Com as mazelas vividas no pós-Primeira Guerra — tendo inclusive sua família empobrecida e marcada pelos traumas emocionais da guerra, como toda a Viena da época — brota em Freud um olhar para o social, levando-o a instaurar clínicas públicas que viriam a se espalhar pela Europa após 1919. A partir daí, a psicanálise adquire um novo olhar de uma escuta que inclui o indivíduo no contexto social, gerando novos textos de Freud com maior imersão social. Ele chega a afirmar que a psicanálise é o social.


Da escuta individual ao sujeito inserido no social


Hoje, estou empenhado em reescrever a psicanálise para a nossa realidade brasileira e latino-americana. Para isso, revisito conceitos da psicanálise desde Freud, passando pelos pós-freudianos até chegar a Lacan (especialmente a partir de 1933), quando sua influência começa a tomar corpo por meio dos seminários de 1953 em diante. É necessário descolonizar a psicanálise eurocêntrica e pensá-la a partir do seu principal legado — o Inconsciente — em diálogo com os pensadores da diáspora africana no Brasil e da ancestralidade indígena brasileira e latino-americana. É um desafio sair de uma clínica centrada no indivíduo, como se o processo analítico fosse algo isolado dentro do setting terapêutico, desconsiderando o sujeito como extensão de sua cultura e de sua história. Um desafio que vivencio no meu cotidiano: Escutar a cena e contextualizá-la no ambiente onde ela acontece, desde a microvivência até a macrovivência.


Como escutar um sujeito que não está mais pontuando ereção peniana sem compreender esse sintoma dentro de seu contexto socioeconômico e cultural? Como analisar uma pessoa com disfunção alimentar sem enxergar, em sua estrutura psíquica, a avalanche publicitária do gourmet e os significados regionais atribuídos ao alimento? Enfim, a escuta da cena precisa ser como um filme transmitido, uma novela em desenvolvimento que nunca acaba. Ou um conteúdo da Netflix que obsessivamente repete, repete, mas nunca termina. Faz laço, enlaça e vicia pois, na fala analítica, a repetição tem sentido pleno — assim como fazem muito sentido as voltas e retornos que a história dá, nesse processo cíclico que parece sempre nos devolver ao mesmo lugar.

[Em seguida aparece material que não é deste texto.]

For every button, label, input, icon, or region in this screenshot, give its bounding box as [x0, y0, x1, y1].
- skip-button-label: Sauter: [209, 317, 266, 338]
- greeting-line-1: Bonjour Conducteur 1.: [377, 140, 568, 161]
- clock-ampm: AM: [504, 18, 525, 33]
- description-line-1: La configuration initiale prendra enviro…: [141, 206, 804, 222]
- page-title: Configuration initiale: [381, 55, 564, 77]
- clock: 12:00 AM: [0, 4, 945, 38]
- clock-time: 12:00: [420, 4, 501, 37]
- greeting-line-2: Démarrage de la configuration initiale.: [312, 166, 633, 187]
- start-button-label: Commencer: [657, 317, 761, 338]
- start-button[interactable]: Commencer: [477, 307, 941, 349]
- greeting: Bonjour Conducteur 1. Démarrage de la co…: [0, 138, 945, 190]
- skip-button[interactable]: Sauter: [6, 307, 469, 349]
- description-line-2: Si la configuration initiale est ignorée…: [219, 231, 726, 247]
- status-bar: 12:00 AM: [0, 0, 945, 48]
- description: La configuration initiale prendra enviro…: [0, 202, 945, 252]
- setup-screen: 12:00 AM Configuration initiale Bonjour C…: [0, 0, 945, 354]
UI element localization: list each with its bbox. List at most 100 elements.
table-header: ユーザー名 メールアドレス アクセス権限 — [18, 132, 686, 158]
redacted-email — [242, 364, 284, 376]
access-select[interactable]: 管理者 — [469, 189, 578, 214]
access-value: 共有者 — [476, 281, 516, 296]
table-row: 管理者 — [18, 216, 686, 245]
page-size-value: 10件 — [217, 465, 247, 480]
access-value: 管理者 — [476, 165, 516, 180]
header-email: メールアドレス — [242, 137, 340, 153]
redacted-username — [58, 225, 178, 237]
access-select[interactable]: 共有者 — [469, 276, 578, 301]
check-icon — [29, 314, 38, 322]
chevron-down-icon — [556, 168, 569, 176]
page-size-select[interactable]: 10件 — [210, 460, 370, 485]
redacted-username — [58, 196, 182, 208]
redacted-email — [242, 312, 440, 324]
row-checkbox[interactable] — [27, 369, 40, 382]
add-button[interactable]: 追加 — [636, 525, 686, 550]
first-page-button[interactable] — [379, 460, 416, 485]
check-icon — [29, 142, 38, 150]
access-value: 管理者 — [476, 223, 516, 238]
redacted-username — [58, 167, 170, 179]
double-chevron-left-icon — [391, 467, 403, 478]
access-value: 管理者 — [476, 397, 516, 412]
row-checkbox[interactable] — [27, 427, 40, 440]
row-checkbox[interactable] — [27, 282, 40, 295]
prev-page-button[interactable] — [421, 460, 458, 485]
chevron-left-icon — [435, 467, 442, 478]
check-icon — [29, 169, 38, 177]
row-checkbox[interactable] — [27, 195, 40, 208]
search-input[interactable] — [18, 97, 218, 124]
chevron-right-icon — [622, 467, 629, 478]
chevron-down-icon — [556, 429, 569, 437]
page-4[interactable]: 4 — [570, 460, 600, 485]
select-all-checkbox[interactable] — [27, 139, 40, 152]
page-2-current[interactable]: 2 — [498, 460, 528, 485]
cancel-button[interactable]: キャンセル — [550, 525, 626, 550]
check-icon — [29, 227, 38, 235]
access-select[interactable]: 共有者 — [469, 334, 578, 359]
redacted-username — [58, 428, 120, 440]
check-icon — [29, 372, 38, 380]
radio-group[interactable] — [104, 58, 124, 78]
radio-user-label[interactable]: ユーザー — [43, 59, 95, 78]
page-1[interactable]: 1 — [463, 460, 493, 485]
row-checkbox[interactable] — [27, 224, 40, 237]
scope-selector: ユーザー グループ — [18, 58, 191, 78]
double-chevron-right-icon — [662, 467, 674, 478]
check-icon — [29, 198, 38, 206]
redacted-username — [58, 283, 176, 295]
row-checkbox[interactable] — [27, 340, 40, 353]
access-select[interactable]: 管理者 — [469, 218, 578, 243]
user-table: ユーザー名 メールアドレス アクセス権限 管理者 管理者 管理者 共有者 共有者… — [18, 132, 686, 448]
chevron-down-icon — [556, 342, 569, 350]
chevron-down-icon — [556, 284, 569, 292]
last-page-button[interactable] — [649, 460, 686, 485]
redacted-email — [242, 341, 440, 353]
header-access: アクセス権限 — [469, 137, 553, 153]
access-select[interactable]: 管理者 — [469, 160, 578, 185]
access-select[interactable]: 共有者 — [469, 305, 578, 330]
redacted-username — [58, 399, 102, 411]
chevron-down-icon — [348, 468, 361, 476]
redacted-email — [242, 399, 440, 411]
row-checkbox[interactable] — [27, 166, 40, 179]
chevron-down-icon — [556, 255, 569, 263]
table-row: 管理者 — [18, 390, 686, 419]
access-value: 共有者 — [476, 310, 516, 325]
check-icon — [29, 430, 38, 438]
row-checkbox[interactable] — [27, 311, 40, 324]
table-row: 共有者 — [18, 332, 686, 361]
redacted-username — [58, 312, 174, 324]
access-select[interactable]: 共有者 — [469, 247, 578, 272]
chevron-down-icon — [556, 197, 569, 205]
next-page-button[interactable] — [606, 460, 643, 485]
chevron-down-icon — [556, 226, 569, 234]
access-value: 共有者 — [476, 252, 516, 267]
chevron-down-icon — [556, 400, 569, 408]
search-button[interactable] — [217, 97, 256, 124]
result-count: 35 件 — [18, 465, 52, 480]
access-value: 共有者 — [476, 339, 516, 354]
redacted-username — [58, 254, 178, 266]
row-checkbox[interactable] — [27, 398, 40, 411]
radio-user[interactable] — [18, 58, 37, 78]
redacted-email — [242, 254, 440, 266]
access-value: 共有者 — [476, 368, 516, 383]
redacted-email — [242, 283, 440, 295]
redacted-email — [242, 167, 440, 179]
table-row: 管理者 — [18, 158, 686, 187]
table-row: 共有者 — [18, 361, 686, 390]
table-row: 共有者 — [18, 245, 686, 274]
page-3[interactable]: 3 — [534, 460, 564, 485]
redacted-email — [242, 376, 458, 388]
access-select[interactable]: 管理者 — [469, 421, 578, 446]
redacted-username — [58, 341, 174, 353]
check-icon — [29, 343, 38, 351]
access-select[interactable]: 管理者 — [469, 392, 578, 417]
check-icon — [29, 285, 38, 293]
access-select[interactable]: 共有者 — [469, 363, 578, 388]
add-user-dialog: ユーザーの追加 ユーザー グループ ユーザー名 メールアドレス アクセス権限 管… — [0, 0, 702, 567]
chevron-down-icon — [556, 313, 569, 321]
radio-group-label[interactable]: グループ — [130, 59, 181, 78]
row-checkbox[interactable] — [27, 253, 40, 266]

Contextualizar para escutar


E é aí que entra a geopolítica na escuta, pois entendo que vivemos e nos relacionamos como resultado de políticas instituídas e ideologias traçadas. Sendo assim, como levar as pessoas em processo analítico a identificarem traços de sua própria ideologia — aquilo que representa sua forma de escolher, viver e reconduzir-se pelas estradas que trilham — se essa ideologia está impregnada pela ação política no espectro da geopolítica global?